Friday, 25 January 2008

Report on Social Software in Learning

Did you know that 5% of all website visits are now visits to social software sites? Actually I thought it would be higher.

If you institution has a subscription to the Observatory on Borderless Higher Education then take a look at Scott Leslie and Bruce Landon’s report: Social Software for Learning: What is it, why use it?

This January 2008 report looks at the opportunities and a threats of the Web 2.0 social software and how institutions can and should respond to applications developed outside the academic institutions.

“The recent, and undeniably massive, growth in adoption of various social software applications represents both an opportunity and a threat to institutions and educators: opportunity because the qualities which help these applications thrive align well with socio-constructivist and other contemporary theories of learning which have resonated strongly with online educators and learners and sparked massive interest and growth in adoption; threat in part because they are often developed and adopted by learners outside the bounds of their formal relationships with institutions, and in part because they depend on network characteristics that can be in tension with the more ‘closed’ environments and online approaches found within most institutions.
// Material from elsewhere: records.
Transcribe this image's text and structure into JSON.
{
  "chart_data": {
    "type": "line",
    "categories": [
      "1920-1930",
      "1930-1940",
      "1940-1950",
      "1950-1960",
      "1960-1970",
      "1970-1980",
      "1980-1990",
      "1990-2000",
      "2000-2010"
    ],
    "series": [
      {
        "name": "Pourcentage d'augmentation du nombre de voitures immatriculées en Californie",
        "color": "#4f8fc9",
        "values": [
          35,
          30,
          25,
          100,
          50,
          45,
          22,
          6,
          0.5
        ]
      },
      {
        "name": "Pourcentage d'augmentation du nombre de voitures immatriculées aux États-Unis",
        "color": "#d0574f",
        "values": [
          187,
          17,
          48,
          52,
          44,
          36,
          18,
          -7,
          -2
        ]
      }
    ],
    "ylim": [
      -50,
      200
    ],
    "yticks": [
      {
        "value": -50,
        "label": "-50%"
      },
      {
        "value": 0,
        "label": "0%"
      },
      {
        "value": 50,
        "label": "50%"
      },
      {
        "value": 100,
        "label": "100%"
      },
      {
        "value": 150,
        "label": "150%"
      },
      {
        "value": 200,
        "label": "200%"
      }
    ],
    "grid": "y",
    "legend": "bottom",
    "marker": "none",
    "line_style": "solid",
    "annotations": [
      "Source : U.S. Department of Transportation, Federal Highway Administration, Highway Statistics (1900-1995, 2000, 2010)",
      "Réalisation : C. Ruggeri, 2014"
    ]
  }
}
In many ways, social software represents a key manifestation of borderless education in that it has typically been developed on the general Internet, not within academic enclaves nor for specifically educational purposes, and often thrives best when the full dynamics of the entire network (e.g. linkability, searchability, network effects) are in play.

Initially, this report compares some of the qualities that cause social software to flourish with contemporary ideas about what enables successful learning in a networked world. Following an examination of uses of specific social software applications to support learning, it subsequently discusses how these key characteristics create both challenges for adopting institutions and considerations for adopters and implementers of social software that can help them harness them to best advantage in creating more authentic engagement for lifelong learners.”

Friday, 11 January 2008

Praise for LibraryThing

I've become a fan of LibraryThing.

Once again LibraryThing has featured in the Web 2.0 Awards as a recommended Web 2.0 site for recording book information. It now boasts over twenty-two million books on members' bookshelves

As usual Wikpedia has the low down for those new to LibraryThing

Their book data is sourced not just from Amazon, but from the Library of Congress and other libraries worldwide, so that gives it great credibility with librarians.

You can catalogue your own collection on LibraryThing using your own tags in catalogue.

Like other Web 2.0 applications LibraryThing is very social network and various subgroups exist: Australian LibraryThingers which is a group for everyone who connects with Australia (residents, expats, lovers of Australian literature) and who are part of the LibraryThing collective.

You will see on the side bar of my blog I have a link to my LibraryThing profile. This links to “random books in my library”. You can add code into your Blogger blog to set this up.